Répondant à une question prioritaire de constitutionnalité (QPC) posée par la Cour de cassation, le Conseil constitutionnel a, dans une décision rendue le 24 janvier, partiellement censuré l’article 434-35 du code pénal qui punit de un an d’emprisonnement et de 15 000 € d’amende le fait, en quelque lieu qu’il se produise, de remettre ou de faire parvenir à un détenu, ou de recevoir de lui et de transmettre des sommes d’argent, correspondances, objets ou substances quelconques ainsi que de communiquer par tout moyen avec une personne détenue, en dehors des cas autorisés par les règlements.
Dans cette affaire, une détenue soulève l’absence de conformité avec la Constitution des mots « ainsi que de communiquer par tout moyen avec une personne détenue, en dehors des cas autorisés par les règlements ». Plus précisément, elle estime que ces dispositions portent une atteinte disproportionnée à la liberté de communication et au droit au respect de la vie privée « dès lors qu’elles érigent en principe l’interdiction de communiquer avec une personne détenue et ne permettent la communication qu’à titre d’exception ». En outre, la requérante soutient que, « en renvoyant au pouvoir réglementaire le soin de fixer les cas dans lesquels la communication avec une personne détenue est autorisée, les dispositions contestées définissent insuffisamment les éléments constitutifs de l’infraction et méconnaissent, dès lors, le principe de légalité des délits et des peines ».

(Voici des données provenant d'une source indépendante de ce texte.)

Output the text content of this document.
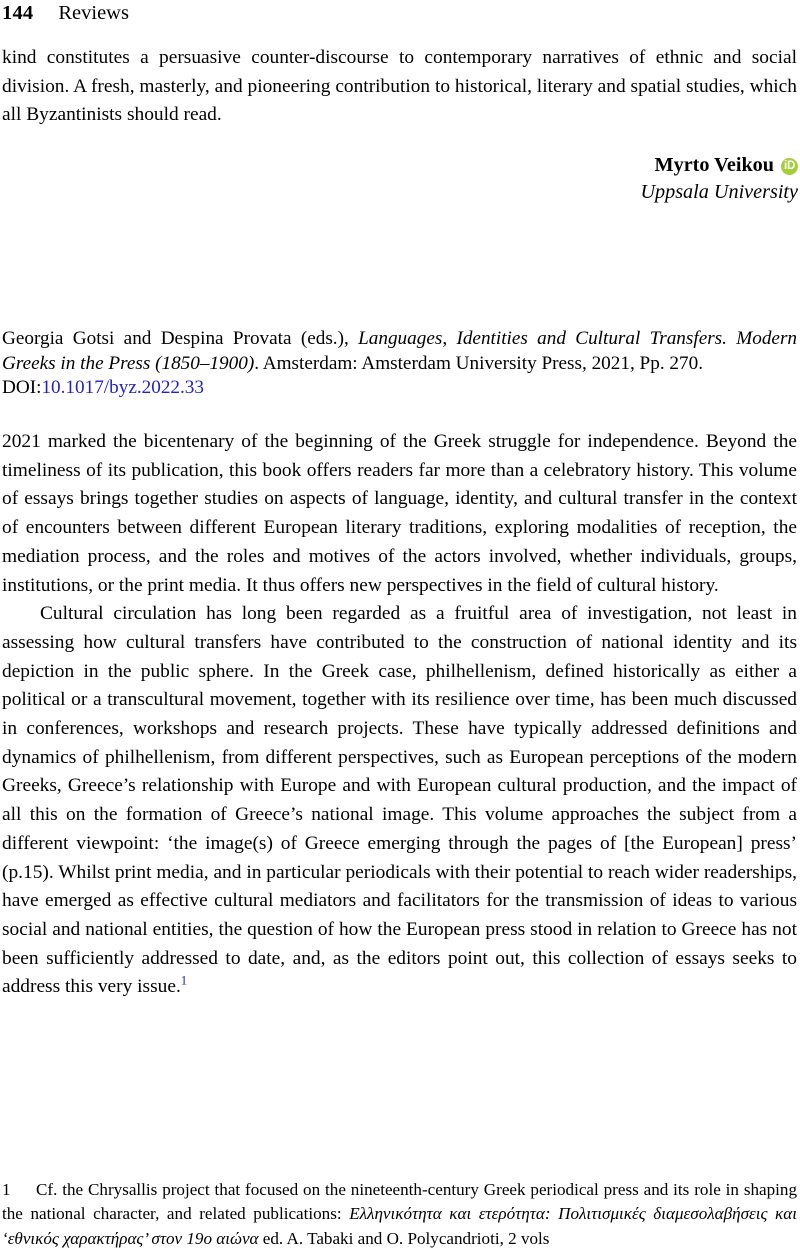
144 Reviews

kind constitutes a persuasive counter-discourse to contemporary narratives of ethnic and social division. A fresh, masterly, and pioneering contribution to historical, literary and spatial studies, which all Byzantinists should read.

Myrto Veikou iD
Uppsala University
Georgia Gotsi and Despina Provata (eds.), Languages, Identities and Cultural Transfers. Modern Greeks in the Press (1850–1900). Amsterdam: Amsterdam University Press, 2021, Pp. 270.
DOI:10.1017/byz.2022.33

2021 marked the bicentenary of the beginning of the Greek struggle for independence. Beyond the timeliness of its publication, this book offers readers far more than a celebratory history. This volume of essays brings together studies on aspects of language, identity, and cultural transfer in the context of encounters between different European literary traditions, exploring modalities of reception, the mediation process, and the roles and motives of the actors involved, whether individuals, groups, institutions, or the print media. It thus offers new perspectives in the field of cultural history.

Cultural circulation has long been regarded as a fruitful area of investigation, not least in assessing how cultural transfers have contributed to the construction of national identity and its depiction in the public sphere. In the Greek case, philhellenism, defined historically as either a political or a transcultural movement, together with its resilience over time, has been much discussed in conferences, workshops and research projects. These have typically addressed definitions and dynamics of philhellenism, from different perspectives, such as European perceptions of the modern Greeks, Greece’s relationship with Europe and with European cultural production, and the impact of all this on the formation of Greece’s national image. This volume approaches the subject from a different viewpoint: ‘the image(s) of Greece emerging through the pages of [the European] press’ (p.15). Whilst print media, and in particular periodicals with their potential to reach wider readerships, have emerged as effective cultural mediators and facilitators for the transmission of ideas to various social and national entities, the question of how the European press stood in relation to Greece has not been sufficiently addressed to date, and, as the editors point out, this collection of essays seeks to address this very issue.$^1$

1 Cf. the Chrysallis project that focused on the nineteenth-century Greek periodical press and its role in shaping the national character, and related publications: Ελληνικότητα και ετερότητα: Πολιτισμικές διαμεσολαβήσεις και ‘εθνικός χαρακτήρας’ στον 19ο αιώνα ed. A. Tabaki and O. Polycandrioti, 2 vols
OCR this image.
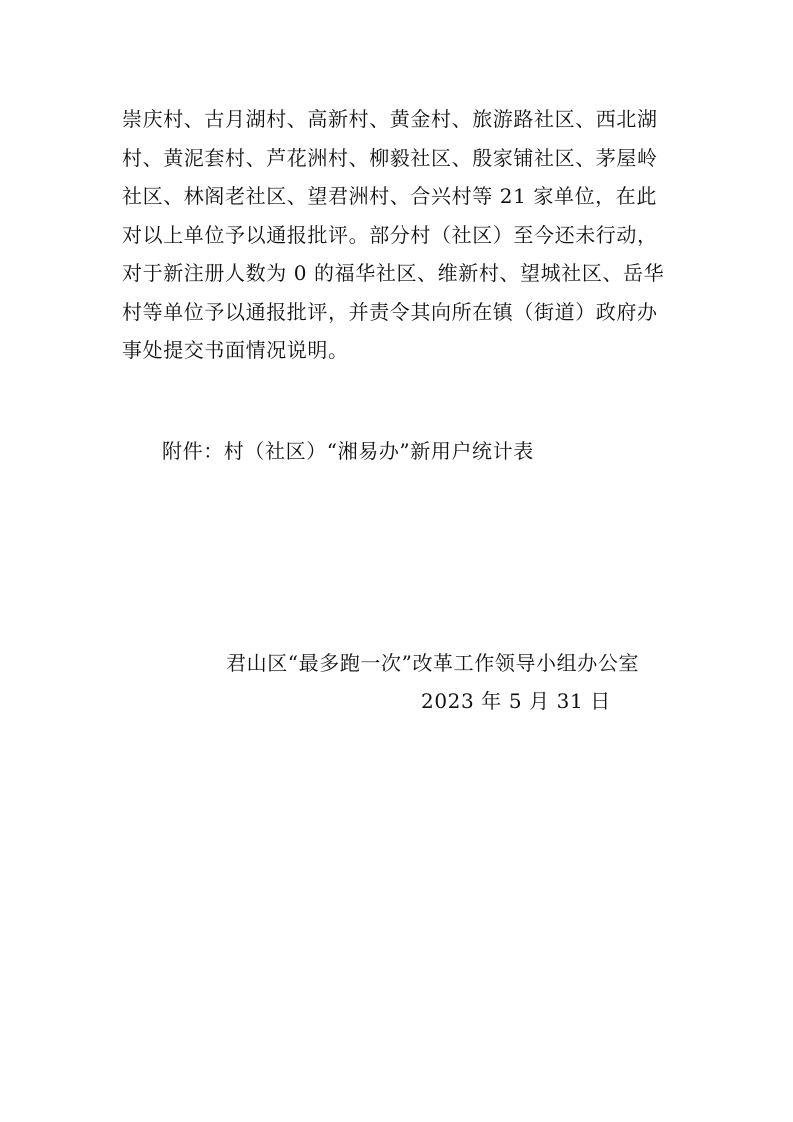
崇庆村、古月湖村、高新村、黄金村、旅游路社区、西北湖
村、黄泥套村、芦花洲村、柳毅社区、殷家铺社区、茅屋岭
社区、林阁老社区、望君洲村、合兴村等 21 家单位，在此
对以上单位予以通报批评。部分村（社区）至今还未行动，
对于新注册人数为 0 的福华社区、维新村、望城社区、岳华
村等单位予以通报批评，并责令其向所在镇（街道）政府办
事处提交书面情况说明。

附件：村（社区）“湘易办”新用户统计表

君山区“最多跑一次”改革工作领导小组办公室

2023 年 5 月 31 日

Une argumentation que le Conseil constitutionnel a retenue. En effet, sur la base de l’article 8 de la Déclaration des droits de l’Homme et du citoyen de 1789, qui pose le principe de légalité des délits et des peines, et de l’article 34 de la Constitution, qui dispose que la loi fixe les règles concernant la détermination des crimes et des délits ainsi que les peines qui leur sont applicables, l’instance rappelle que le législateur a l’« obligation de fixer lui-même le champ d’application de la loi pénale et de définir les crimes et délits en termes suffisamment clairs et précis pour exclure l’arbitraire ». Or, souligne-t-elle, l’article 434-35 du code pénal réprime la communication par tout moyen avec une personne détenue et ne l’autorise qu’à titre exceptionnel dans les cas prévus par des dispositions de nature réglementaire, « sans préciser les motifs pouvant justifier ces autorisations ni en définir le cadre ». La prérogative ainsi conférée au pouvoir réglementaire est donc susceptible d’être exercée « indépendamment des dispositions législatives qui autorisent et organisent la communication avec une personne détenue ». Au final, le Conseil constitutionnel estime que, en l’espèce, le législateur s’en est remis au pouvoir réglementaire pour déterminer la portée du délit de communication irrégulière avec une personne détenue. « Il en résulte que le législateur, qui n’a pas fixé lui-même le champ d’application de la loi pénale, a méconnu les exigences découlant du principe de légalité des délits et des peines. » C’est à ce titre que sont déclarés contraires à la Constitution les mots « ainsi que de communiquer par tout moyen avec une personne détenue » figurant à l’article 434-35 du code pénal.
En pratique, le Conseil constitutionnel estime qu’« aucun motif ne justifie de reporter les effets de la déclaration d’inconstitutionnalité », qui s’applique donc depuis le 27 janvier(1). Toutefois, a-t-il précisé dans un communiqué du 24 janvier, « les personnes détenues demeurent soumises aux règles en vigueur encadrant les conditions de leur communication avec l’extérieur, en particulier celles figurant [dans] la loi pénitentiaire du 24 novembre 2009 »(2).
(1) C’est-à-dire à compter de la date de publication de la décision au Journal officiel.